The positive effects of biochar on sugarcane under salinity can be attributed firstly to the ability of this material to transiently absorb Na⁺ in the soil [21], thereby lowering the Na⁺ equilibrium in the soil [56]. This prevents the excessive uptake of Na⁺ in the soil in sugarcane plants which could lead to ion disequilibrium and ion toxicity.

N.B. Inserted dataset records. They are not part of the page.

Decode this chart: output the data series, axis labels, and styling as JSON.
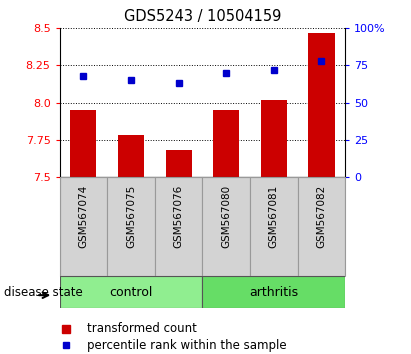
{
  "title": "GDS5243 / 10504159",
  "samples": [
    "GSM567074",
    "GSM567075",
    "GSM567076",
    "GSM567080",
    "GSM567081",
    "GSM567082"
  ],
  "transformed_counts": [
    7.95,
    7.78,
    7.68,
    7.95,
    8.02,
    8.47
  ],
  "percentile_ranks": [
    68,
    65,
    63,
    70,
    72,
    78
  ],
  "ylim_left": [
    7.5,
    8.5
  ],
  "ylim_right": [
    0,
    100
  ],
  "yticks_left": [
    7.5,
    7.75,
    8.0,
    8.25,
    8.5
  ],
  "yticks_right": [
    0,
    25,
    50,
    75,
    100
  ],
  "group_colors": {
    "control": "#90EE90",
    "arthritis": "#66DD66"
  },
  "bar_color": "#CC0000",
  "dot_color": "#0000CC",
  "bar_width": 0.55,
  "label_bar": "transformed count",
  "label_dot": "percentile rank within the sample",
  "disease_state_label": "disease state"
}
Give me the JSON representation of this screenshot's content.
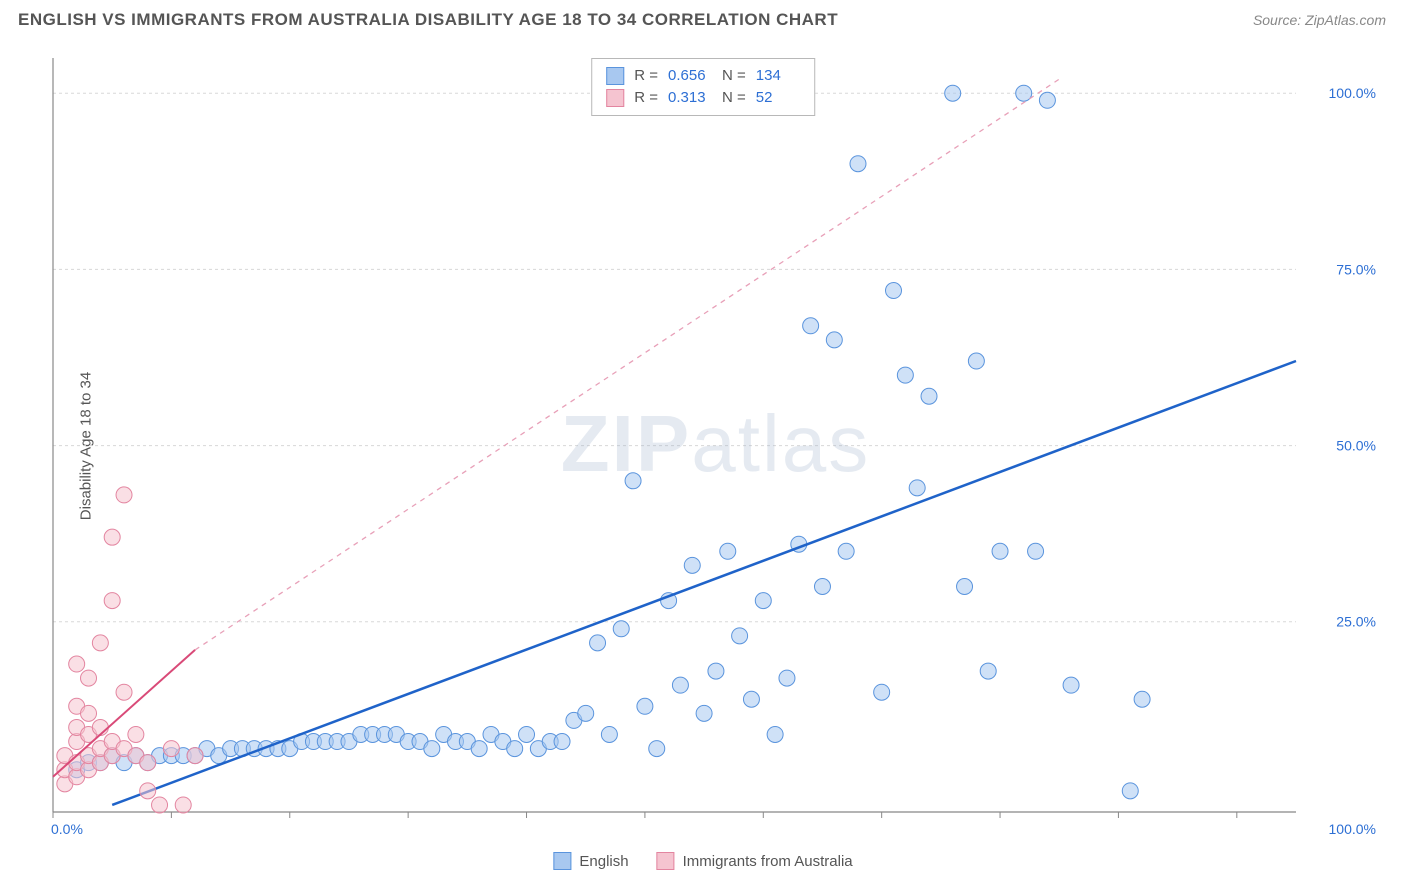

Additionally, biochar helps to dilute the salt content in the soil as it increases the water-holding capacity and soil moisture [21,57]. Last but not least, biochar contains a high amount of plant essential elements such as K, P, and Ca (depending on organic materials and thermal conditions in biochar manufacturing). The increase in the content of these elements in the soil possibly leads to the reduction of Na⁺ in plants [21]. One of the limitations of our study is that we were unable to evaluate the effects of biochar at the latter growth stages in sugarcane. Thus, future studies aiming at investigating the mitigation effects of biochar for sugarcane under salinity stress are highly recommended, especially in field conditions.

5. Conclusions

Saline stress significantly decreased the growth and photosynthetic efficiency of sugarcane. Applying biochar significantly increased plant height, stem diameter, root volume, dry biomasses of the root, shoot, and leaf, Fv/Fm, and chlorophyll content. Additionally, treatments of biochar decreased the leaf water saturation deficit and the relative ion leakage under both saline and non-saline conditions. Biochar addition also mitigated the negative effect of saline stress on sugarcane growth and physiology. The use of 10 tons ha⁻¹ is suggested for the optimal biochar application for sugarcane in saline-affected soil. However, further study is required to investigate the effects of biochar on sugarcane under saline stress in the field at different growth stages.